Regardless of model selection, efficacy, and whether you get to call what you’ve done machine learning, you will want to confer with your stakeholders and ensure that your model actually fits their needs; as I mentioned before, you can have the world’s best regression, but if the people with the sacks of cash want a recommendation engine, you’re not getting the goods.  But that doesn’t mean you should try to solve all the problems all at once; instead, you want to start with a Minimum Viable Product (MVP) and gauge interest.  You’ve developed a model which solves the single most pressing need, and from there, you can make incremental improvements.  This could include relaxing some of the assumptions you made during initial model development, making more accurate predictions, improving the speed of your service, adding new functionality, or even using this as an intermediate engine to derive some other result.

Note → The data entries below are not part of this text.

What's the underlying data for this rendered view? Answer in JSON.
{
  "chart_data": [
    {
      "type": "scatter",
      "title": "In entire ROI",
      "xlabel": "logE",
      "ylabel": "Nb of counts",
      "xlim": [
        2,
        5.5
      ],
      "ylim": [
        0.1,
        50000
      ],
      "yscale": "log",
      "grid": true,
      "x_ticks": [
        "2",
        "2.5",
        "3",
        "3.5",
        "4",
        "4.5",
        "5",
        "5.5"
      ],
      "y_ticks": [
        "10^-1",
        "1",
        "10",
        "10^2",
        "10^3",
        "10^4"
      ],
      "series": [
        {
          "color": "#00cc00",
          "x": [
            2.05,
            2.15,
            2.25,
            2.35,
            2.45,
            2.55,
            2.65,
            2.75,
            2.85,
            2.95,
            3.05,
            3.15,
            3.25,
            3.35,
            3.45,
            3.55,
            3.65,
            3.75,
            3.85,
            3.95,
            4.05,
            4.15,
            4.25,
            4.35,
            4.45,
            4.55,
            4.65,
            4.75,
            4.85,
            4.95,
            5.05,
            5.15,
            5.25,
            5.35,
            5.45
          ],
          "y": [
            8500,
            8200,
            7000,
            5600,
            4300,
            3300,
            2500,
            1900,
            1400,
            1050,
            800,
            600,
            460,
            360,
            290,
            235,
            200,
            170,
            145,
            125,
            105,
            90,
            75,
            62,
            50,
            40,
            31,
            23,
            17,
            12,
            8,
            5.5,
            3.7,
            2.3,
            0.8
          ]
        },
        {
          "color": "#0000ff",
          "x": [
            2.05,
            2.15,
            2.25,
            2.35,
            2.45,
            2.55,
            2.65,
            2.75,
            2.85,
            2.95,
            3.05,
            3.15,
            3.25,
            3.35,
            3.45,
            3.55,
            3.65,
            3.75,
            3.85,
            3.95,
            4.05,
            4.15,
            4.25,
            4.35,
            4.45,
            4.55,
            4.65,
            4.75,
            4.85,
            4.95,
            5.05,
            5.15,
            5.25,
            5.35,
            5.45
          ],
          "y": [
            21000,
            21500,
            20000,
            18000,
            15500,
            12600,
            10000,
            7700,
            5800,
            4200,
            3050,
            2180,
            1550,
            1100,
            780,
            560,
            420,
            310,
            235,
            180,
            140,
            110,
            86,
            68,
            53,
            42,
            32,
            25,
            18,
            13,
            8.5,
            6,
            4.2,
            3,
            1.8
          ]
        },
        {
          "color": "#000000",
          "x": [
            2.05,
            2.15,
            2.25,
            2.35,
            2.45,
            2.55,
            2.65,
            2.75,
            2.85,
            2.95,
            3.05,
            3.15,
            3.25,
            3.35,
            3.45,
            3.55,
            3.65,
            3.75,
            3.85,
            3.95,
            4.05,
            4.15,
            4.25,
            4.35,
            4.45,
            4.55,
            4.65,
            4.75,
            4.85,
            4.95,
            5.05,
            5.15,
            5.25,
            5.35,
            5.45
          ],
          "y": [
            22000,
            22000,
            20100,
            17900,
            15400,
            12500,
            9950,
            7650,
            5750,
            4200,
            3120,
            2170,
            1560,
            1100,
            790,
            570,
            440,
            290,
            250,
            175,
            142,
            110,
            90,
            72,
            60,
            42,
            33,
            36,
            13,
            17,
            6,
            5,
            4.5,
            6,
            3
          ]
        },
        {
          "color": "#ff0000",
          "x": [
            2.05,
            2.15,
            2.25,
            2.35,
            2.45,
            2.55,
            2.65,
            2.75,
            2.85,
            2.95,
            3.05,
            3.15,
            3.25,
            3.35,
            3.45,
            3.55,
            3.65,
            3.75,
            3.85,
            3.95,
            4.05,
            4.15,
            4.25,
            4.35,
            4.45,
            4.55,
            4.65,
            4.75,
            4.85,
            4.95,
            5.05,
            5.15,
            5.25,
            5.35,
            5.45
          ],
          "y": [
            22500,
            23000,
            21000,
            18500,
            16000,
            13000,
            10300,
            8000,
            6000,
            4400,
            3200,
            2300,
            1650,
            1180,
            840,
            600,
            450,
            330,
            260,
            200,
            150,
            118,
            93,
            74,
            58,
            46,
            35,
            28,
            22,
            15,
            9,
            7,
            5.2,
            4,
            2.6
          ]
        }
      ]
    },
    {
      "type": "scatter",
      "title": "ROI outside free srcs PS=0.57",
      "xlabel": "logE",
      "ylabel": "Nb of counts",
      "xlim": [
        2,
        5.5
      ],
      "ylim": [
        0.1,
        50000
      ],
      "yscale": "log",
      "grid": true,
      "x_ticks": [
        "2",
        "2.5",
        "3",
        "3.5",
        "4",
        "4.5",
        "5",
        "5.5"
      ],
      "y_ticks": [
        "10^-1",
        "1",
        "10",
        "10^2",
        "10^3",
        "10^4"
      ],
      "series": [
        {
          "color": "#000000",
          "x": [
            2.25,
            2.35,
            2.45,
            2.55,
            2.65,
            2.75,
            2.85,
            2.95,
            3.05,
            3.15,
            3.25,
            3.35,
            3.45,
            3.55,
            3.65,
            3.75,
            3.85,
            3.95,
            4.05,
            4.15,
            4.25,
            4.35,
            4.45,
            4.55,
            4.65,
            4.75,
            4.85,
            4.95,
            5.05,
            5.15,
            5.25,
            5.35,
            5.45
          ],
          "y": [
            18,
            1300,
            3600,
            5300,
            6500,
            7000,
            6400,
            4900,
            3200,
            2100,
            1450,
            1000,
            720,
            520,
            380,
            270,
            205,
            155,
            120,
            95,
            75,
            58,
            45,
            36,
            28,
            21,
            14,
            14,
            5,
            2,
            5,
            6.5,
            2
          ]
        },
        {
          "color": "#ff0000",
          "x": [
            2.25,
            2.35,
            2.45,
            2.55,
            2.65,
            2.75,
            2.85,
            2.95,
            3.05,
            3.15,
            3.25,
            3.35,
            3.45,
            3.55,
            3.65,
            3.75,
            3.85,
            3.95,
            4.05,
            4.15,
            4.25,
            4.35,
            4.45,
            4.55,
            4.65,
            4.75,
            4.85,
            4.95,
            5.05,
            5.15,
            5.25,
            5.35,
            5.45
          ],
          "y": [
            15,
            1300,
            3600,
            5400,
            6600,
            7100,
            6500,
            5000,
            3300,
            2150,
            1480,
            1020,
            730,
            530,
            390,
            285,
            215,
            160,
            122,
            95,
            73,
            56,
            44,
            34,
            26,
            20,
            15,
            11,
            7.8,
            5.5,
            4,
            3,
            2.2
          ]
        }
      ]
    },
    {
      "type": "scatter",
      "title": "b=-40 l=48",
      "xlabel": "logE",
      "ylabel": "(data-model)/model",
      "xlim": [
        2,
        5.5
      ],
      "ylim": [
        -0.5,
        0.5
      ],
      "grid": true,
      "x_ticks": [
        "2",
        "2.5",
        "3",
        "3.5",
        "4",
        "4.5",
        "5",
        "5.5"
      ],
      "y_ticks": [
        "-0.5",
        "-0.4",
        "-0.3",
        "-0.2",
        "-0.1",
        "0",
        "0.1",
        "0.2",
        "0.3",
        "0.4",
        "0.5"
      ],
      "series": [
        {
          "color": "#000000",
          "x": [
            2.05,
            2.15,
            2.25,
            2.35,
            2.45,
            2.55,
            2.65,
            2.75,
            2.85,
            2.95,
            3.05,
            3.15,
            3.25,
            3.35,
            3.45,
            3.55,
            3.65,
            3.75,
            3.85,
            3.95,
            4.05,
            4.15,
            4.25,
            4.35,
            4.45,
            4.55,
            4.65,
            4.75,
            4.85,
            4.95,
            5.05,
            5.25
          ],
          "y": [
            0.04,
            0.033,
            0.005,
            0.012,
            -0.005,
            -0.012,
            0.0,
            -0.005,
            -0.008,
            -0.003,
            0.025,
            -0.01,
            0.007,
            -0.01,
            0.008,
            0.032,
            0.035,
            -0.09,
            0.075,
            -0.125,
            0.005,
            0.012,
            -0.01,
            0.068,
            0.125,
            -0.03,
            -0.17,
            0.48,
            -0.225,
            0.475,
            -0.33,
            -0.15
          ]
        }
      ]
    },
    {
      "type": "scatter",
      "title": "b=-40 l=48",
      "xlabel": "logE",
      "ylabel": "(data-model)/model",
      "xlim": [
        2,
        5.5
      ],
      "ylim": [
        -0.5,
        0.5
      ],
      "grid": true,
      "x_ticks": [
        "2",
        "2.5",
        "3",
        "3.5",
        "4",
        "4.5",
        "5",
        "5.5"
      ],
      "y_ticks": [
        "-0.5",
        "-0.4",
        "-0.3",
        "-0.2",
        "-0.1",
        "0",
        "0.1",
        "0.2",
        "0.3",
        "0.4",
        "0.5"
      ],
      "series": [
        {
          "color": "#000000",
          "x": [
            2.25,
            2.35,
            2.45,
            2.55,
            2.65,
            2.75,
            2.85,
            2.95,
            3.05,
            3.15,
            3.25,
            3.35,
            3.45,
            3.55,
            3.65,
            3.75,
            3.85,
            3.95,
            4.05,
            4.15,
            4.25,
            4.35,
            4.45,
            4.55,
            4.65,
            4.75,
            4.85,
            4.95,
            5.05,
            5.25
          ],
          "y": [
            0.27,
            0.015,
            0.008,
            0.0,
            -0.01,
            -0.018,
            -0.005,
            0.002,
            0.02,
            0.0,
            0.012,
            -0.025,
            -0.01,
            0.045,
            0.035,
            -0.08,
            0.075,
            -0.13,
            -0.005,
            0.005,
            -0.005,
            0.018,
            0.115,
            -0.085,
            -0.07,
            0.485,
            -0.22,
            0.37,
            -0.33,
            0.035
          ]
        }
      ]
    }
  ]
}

Using our data platform survey results, assuming the key business personnel were fine with the core idea, some of the specific things we could do to improve our product would be:

  • Make the model more accurate.  Our MAE was about $19-20K, and reducing that error makes our model more useful for others.  One way to do this would be to survey more people.  What we have is a nice starting point, but there are too many gaps to go much deeper than a national level.
  • Introduce intra-regional cost of living.  We all know that $100K in Manhattan, NY and $100K in Manhattan, KS are quite different.  We would want to take into account cost of living, assuming we have enough data points to do this.
  • Use this as part of a product helping employers find the market rate for a new data professional, where we’d ask questions about the job location, relative skill levels, etc. and gin up a reasonable market estimate.

There are plenty of other things we could do over time to add value to our model, but I think that’s a nice stopping point.

What’s Old Is New Again

Once we get to this phase, the iterative nature of this process becomes clear.

The Team Data Science Project Lifecycle (Source)

On the micro level, we bounce around within and between steps in the process.  On the macro level, we iterate through this process over and over again as we develop and refine our models.  There’s a definite end game (mostly when the sacks of cash empty), but how long that takes and how many times you cycle through the process will depend upon how accurate and how useful your models are.